Convert Legco hansard document PDF into texts, and then convert them into structured data.
- List available Legco hansard documents (agenda, minutes, voting, hansard and floor hansard)

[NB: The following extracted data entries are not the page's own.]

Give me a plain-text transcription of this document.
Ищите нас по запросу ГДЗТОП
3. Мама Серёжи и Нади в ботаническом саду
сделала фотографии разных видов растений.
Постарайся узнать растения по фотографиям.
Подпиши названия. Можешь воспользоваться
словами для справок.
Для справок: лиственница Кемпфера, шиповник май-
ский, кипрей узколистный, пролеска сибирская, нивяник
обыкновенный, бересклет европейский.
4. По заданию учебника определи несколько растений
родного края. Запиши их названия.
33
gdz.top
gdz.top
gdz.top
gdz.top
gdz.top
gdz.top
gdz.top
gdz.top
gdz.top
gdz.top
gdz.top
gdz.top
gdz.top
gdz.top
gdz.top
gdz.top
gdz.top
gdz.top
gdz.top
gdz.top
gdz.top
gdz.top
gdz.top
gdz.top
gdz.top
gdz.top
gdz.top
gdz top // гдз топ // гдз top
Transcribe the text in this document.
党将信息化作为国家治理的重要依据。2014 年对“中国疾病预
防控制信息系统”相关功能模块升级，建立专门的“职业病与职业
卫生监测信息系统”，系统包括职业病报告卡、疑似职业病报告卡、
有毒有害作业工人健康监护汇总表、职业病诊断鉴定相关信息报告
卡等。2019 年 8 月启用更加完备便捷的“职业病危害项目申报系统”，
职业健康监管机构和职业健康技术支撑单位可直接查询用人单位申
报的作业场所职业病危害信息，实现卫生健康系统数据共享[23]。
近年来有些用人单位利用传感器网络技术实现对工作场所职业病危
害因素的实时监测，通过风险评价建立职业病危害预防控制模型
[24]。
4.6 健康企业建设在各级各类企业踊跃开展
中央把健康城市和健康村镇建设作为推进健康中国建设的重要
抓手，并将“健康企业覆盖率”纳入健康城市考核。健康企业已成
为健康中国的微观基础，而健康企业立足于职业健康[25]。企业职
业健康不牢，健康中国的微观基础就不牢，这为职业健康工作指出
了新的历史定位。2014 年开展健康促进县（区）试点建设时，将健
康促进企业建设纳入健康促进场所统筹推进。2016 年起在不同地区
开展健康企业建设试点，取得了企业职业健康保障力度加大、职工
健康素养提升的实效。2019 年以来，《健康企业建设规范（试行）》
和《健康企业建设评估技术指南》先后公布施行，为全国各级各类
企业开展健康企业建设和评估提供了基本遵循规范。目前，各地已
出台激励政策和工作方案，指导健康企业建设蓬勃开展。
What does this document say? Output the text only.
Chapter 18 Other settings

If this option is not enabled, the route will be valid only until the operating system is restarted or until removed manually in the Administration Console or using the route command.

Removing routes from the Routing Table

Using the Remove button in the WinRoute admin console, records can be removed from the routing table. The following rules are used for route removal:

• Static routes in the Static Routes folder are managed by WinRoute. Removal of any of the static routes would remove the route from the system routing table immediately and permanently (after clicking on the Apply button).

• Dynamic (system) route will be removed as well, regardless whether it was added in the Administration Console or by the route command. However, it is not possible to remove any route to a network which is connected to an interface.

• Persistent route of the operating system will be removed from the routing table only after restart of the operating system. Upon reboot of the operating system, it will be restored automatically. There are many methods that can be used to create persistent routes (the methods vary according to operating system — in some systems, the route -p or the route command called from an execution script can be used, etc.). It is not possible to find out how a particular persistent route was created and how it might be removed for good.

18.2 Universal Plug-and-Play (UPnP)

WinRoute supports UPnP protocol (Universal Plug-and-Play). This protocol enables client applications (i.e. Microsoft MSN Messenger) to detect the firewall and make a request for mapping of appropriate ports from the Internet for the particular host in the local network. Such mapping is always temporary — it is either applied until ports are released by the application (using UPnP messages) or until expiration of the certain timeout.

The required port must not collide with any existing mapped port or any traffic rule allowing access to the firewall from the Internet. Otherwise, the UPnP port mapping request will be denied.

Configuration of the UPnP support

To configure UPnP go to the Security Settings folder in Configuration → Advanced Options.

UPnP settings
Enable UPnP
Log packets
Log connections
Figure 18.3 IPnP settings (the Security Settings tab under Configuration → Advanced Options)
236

- Convert hansard PDF into TXT
- Convert hansard TXT into JSON
- Extract meta data (date, present members, absent members, officials and clerks) from TXT
- Extract speech and actions data
- TODO: Extract voting data
- ... etc
This project dependent on following tools:
- Ruby 2.0.0 (for the app)
- Java Runtime Environment (for pdfbox)
rake download:list
File data/hansard_list.json
will be created.
rake download:hansard
PDFs will be downloaded to data/pdf
rake convert:txt
PDFs at data/pdf
will be converted to txt at data/txt
rake convert:json
TXTs at data/txt
will be converted to JSON at data/json
Sample JSON format:
{
"present_members": [
"曾鈺成",
"何俊仁",
"李卓人",
"涂謹申",
"陳鑑林",
"梁耀忠",
"劉慧卿",
"譚耀宗",
"石禮謙",
"馮檢基",
"方剛",
"王國興",
"李國麟",
"林健鋒",
"梁君彥",
"黃定光",
"湯家驊",
"鍾樹根",
"謝偉銓"
],
"absent_members": [
"劉皇發",
"張宇人",
"田北俊"
],
"officers": [
"袁國強",
"陳家強"
],
"clerks": [
"戴燕萍",
"梁慶儀",
"馬朱雪履"
],
"events": [
{
"type": "speech",
"speaker": {
"full": "主席",
"name": null,
"title": "主席"
},
"text": "秘書,請響鐘傳召議員進入會議廳。",
"supplement": null
},
{
"type": "action",
"text": "在傳召鐘響後,多位議員進入會議廳"
},
{
"type": "speech",
"speaker": {
"full": "主席",
"name": null,
"title": "主席"
},
"text": "",
"supplement": "提交文件\n\n下列文件是根據《議事規則》第21(2)條的規定提交:\n\n附屬法例/文書 法律公告編號\n\n《 2012年電訊 (電訊器具 )(豁免領牌 )(修訂 )令》 .... 190/2012\n\n《〈 2012年陪審員津貼 (修訂 )令〉 (生效日期 )\n公告》 ....................................................\n\n191/2012\n\n《〈 2012年刑事訴訟程序 (證人津貼 )(修訂 )規則〉\n(生效日期 )公告》 ....................................\n\n192/2012\n\n《〈 2012年死因裁判官 (證人津貼 )(修訂 )規則〉\n(生效日期 )公告》 ....................................\n\n193/2012\n\n《 2013年圖書館指定 (修訂 )令》 ........................... 1/2013\n\n\n其他文件\n\n第 57號 ― 政府飛行服務隊總監擬備截至二零一二年三月\n三十一日為止年度內的政府飛行服務隊福利基金\n管理報告\n\n第 58號 ― 農產品獎學基金\n二零一一年四月一日起至二零一二年三月三十一\n日止的報告\n\n第 59號 ― 香港學術及職業資歷評審局\n2011-12年報\n議員質詢的口頭答覆"
}
]
"date": "2013-01-10T09:00:00+00:00"
}